Il y a ensuite des aspects plus opérationnels dans l’action de l’ANVITA, qui permet des échanges d’expérience sur les façons de mettre en place des politiques locales pour donner accès au logement, mais aussi à la culture, au sport… Je pense par exemple à ce programme intitulé « Sport solidarité pour les réfugiés », qui favorise notamment l’apprentissage du vélo pour les femmes migrantes : loin d’être anecdotique, il s’agit d’un réel vecteur d’émancipation. Globalement, l’idée générale que l’on défend est que l’accueil ne se résume pas à l’alimentaire et à l’hébergement.

Parmi les maires qui se sont prononcés pour l’accueil des Afghanes et des Afghans, certains sont parfois critiqués et ont des rapports conflictuels avec des associations de terrain, qui leur reprochent un manque de solidarité. Au-delà des prises de parole symboliques, comment éviter le grand écart entre le discours et les actes ?

D’abord en montrant, chacun sur son territoire, que l’accueil est possible quand on s’en donne sérieusement les moyens. Dans nos villes, ce ne sont pas des discours, mais des actes et des budgets. Le chiffre de 500 places d’hébergement que nous allons ouvrir pendant notre mandat ne sort pas du chapeau. Il est crédible et atteignable car cela a été expertisé, réfléchi par des collectifs et des élus. Je ne prétends pas que cette seule mesure règle toutes les questions, mais cela permet de montrer qu’on est proactif, quand bien même, je le répète, ce ne sont pas nos compétences qui sont en jeu mais celles de l’État.

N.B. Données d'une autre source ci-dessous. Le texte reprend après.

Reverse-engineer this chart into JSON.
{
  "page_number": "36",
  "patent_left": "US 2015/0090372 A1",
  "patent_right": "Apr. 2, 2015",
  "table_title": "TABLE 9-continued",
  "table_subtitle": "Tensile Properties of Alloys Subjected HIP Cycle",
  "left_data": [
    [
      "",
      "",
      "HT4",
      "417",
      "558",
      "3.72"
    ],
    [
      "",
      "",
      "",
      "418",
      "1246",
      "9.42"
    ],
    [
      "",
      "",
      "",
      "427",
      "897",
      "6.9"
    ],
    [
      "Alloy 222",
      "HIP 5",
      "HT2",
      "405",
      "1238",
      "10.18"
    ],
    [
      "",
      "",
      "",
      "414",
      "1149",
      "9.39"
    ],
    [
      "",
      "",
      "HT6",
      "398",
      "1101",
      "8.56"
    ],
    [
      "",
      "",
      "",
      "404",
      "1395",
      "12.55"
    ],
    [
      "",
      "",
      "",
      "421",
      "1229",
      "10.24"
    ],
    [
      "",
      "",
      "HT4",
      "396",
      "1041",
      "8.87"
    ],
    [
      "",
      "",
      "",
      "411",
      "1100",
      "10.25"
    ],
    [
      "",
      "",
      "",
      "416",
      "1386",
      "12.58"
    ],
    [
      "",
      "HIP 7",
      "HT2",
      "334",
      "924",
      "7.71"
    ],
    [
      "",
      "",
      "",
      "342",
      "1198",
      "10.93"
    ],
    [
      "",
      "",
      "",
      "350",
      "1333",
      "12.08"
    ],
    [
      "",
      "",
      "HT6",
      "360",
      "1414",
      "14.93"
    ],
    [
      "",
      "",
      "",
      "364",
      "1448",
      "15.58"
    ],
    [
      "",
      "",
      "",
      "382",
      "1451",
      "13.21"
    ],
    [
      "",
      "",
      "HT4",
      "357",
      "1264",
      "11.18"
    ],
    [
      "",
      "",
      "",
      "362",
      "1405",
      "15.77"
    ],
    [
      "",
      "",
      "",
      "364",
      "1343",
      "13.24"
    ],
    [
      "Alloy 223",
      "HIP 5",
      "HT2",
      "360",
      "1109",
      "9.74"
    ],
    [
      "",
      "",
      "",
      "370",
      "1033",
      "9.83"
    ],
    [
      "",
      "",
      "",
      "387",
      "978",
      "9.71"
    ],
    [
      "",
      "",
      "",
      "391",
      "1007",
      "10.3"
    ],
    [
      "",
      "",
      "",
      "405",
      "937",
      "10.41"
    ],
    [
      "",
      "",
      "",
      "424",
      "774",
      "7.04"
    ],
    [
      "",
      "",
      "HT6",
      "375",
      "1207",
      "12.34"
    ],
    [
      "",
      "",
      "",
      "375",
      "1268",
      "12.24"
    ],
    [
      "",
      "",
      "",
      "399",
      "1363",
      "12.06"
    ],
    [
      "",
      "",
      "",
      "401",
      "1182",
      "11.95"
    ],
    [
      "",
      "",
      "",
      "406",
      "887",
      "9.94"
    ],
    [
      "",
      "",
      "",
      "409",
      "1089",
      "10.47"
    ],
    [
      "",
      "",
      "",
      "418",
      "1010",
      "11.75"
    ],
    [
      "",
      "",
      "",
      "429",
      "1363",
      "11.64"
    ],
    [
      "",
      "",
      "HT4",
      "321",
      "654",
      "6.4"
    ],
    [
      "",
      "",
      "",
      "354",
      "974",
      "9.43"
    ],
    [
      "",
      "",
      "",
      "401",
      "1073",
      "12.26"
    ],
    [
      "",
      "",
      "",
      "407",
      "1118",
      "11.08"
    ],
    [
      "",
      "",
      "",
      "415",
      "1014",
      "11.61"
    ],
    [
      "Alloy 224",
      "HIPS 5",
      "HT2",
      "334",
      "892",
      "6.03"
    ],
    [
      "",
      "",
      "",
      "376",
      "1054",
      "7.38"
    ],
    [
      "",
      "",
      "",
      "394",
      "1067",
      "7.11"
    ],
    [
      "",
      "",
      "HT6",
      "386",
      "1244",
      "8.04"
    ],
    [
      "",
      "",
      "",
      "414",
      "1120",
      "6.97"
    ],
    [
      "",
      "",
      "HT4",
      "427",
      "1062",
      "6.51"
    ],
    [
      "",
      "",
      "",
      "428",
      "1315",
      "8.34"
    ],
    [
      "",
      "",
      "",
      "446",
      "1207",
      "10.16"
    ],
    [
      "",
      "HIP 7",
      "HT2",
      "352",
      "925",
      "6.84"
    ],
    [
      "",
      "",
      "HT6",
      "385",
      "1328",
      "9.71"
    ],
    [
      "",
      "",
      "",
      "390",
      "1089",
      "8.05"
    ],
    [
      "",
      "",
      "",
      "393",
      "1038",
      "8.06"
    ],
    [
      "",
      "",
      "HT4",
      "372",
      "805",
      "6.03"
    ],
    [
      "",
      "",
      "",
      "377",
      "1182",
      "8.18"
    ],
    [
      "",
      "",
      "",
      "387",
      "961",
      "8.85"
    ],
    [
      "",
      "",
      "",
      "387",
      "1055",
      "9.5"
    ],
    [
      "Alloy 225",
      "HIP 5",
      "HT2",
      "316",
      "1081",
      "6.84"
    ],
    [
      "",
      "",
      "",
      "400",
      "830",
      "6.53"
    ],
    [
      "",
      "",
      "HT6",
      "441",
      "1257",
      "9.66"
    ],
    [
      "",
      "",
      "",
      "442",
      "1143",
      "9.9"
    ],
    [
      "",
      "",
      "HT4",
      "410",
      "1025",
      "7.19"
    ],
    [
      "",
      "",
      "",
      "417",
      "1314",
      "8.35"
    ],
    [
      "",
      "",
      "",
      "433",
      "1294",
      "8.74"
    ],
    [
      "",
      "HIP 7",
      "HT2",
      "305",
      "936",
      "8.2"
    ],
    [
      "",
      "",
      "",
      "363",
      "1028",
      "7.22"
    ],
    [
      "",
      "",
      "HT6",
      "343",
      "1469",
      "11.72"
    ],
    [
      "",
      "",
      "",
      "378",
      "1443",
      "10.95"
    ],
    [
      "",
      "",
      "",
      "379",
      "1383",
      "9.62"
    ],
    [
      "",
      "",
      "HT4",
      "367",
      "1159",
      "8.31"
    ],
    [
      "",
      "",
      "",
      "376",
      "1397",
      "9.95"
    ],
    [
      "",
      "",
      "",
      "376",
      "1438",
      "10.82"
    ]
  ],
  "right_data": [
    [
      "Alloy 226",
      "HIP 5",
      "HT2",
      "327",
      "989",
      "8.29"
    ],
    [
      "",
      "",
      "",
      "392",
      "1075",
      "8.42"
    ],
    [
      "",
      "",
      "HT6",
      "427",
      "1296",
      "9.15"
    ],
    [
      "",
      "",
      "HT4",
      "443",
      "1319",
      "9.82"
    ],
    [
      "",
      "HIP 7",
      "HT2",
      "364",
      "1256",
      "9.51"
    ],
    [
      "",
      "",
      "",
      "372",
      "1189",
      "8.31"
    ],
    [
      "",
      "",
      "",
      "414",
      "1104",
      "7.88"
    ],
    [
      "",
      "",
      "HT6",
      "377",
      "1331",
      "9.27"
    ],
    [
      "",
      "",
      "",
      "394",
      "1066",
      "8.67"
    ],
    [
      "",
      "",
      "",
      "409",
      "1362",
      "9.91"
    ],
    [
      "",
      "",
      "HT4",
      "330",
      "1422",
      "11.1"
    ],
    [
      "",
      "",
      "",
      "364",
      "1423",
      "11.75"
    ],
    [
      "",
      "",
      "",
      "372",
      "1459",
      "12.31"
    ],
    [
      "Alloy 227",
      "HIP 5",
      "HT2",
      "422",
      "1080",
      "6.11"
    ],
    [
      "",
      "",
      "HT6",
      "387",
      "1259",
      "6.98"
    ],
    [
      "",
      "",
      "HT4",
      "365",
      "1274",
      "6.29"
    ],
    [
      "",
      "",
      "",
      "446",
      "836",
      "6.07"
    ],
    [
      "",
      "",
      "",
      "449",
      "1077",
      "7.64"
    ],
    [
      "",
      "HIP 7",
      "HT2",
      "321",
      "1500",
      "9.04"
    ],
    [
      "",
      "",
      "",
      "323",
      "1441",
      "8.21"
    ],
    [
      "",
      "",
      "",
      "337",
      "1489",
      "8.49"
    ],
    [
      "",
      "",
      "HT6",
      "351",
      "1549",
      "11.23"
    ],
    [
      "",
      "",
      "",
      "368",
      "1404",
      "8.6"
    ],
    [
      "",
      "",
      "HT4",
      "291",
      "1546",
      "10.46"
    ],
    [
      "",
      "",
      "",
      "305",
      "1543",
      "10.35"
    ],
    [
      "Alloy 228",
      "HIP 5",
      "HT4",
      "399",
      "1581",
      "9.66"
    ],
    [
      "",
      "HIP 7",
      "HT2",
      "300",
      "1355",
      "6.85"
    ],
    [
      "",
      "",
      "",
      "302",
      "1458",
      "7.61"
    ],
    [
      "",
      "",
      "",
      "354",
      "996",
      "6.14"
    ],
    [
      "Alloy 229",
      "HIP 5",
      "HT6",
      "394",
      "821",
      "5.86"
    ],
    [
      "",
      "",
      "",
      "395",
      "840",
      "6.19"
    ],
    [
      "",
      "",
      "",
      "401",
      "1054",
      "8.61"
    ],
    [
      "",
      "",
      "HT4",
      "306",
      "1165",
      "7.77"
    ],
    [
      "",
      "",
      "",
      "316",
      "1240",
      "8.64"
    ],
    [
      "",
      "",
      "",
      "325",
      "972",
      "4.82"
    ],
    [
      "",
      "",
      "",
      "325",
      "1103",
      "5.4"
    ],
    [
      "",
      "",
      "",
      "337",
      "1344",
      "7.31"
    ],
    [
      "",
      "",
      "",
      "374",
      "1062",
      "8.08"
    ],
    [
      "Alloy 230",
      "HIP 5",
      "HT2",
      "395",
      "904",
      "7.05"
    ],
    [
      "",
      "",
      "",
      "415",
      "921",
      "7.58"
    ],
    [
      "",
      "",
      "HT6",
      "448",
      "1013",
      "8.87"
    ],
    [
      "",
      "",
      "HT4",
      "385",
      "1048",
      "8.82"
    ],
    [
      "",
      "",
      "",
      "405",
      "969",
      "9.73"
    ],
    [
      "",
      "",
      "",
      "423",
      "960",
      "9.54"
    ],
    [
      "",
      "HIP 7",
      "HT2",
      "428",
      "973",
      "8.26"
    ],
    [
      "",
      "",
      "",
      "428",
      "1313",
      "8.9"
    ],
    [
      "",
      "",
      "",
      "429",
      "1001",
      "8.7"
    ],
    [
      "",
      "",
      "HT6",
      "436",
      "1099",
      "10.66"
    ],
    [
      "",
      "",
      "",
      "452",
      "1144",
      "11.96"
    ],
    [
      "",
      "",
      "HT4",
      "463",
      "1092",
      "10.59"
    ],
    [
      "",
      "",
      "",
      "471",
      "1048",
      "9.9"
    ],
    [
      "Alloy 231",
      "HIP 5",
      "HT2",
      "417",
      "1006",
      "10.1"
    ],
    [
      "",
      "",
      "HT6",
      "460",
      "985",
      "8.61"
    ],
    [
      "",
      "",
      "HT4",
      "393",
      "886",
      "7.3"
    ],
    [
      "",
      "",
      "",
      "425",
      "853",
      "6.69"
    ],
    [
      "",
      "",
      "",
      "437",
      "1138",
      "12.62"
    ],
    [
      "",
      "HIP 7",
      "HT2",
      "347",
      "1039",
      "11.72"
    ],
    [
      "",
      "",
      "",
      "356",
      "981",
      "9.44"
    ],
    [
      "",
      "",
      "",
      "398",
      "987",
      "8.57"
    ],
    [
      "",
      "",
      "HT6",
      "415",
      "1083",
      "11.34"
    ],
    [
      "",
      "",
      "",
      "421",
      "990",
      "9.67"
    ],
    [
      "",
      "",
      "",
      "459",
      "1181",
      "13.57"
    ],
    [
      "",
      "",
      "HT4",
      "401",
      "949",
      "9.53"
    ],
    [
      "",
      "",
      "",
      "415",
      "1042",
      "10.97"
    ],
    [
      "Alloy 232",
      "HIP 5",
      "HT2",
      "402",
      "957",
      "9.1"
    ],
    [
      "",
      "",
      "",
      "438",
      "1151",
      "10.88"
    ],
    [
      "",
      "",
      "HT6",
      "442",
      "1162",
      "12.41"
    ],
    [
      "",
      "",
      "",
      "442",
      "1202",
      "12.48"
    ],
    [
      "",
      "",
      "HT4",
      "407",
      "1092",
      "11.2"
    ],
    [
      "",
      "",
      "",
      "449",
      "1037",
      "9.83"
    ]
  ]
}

Après, les associations pourront toujours dire qu’il reste des personnes à la rue, parce que c’est leur rôle et surtout parce que c’est vrai. Mais les communes seules n’ont pas des marges de manœuvre infinies. Une démarche humaniste et hospitalière ne peut aboutir que si elle est collective, c’est-à-dire avec un engagement de l’État, mais aussi avec des collectivités qui prennent leur part et ne se défaussent pas systématiquement sur d’autres échelons d’action publique.

Au-delà de Macron, c’est l’Union européenne tout entière qui se montre paralysée face à l’accueil à organiser (lire notre article). Quel est votre regard sur cette situation ?

Je suis maire d’une ville qui abrite la Cour européenne des droits de l’homme. Or, dans les assemblées dans lesquelles je siège, je suis effarée de la contradiction entre les déclarations grandiloquentes sur « Strasbourg la capitale des droits de l’homme », et dans l’instant suivant les cris d’orfraie dès qu’on évoque un soutien financier à des associations qui viennent au secours des personnes persécutées.

Au niveau des États membres, c’est le même problème. Les valeurs affichées par l’UE sont contredites par les discours de fermeture et l’absence de coordination pour assurer un accueil digne. Une Europe réduite à l’organisation de ses rapports économiques ne fait pas honneur aux inspirations démocratiques qu’elle revendique. À cet égard, il ne faut pas se laisser paralyser par certains pays qui refusent l’accueil, mais agir, dans un périmètre le plus large possible, avec ceux qui prennent au sérieux ces valeurs.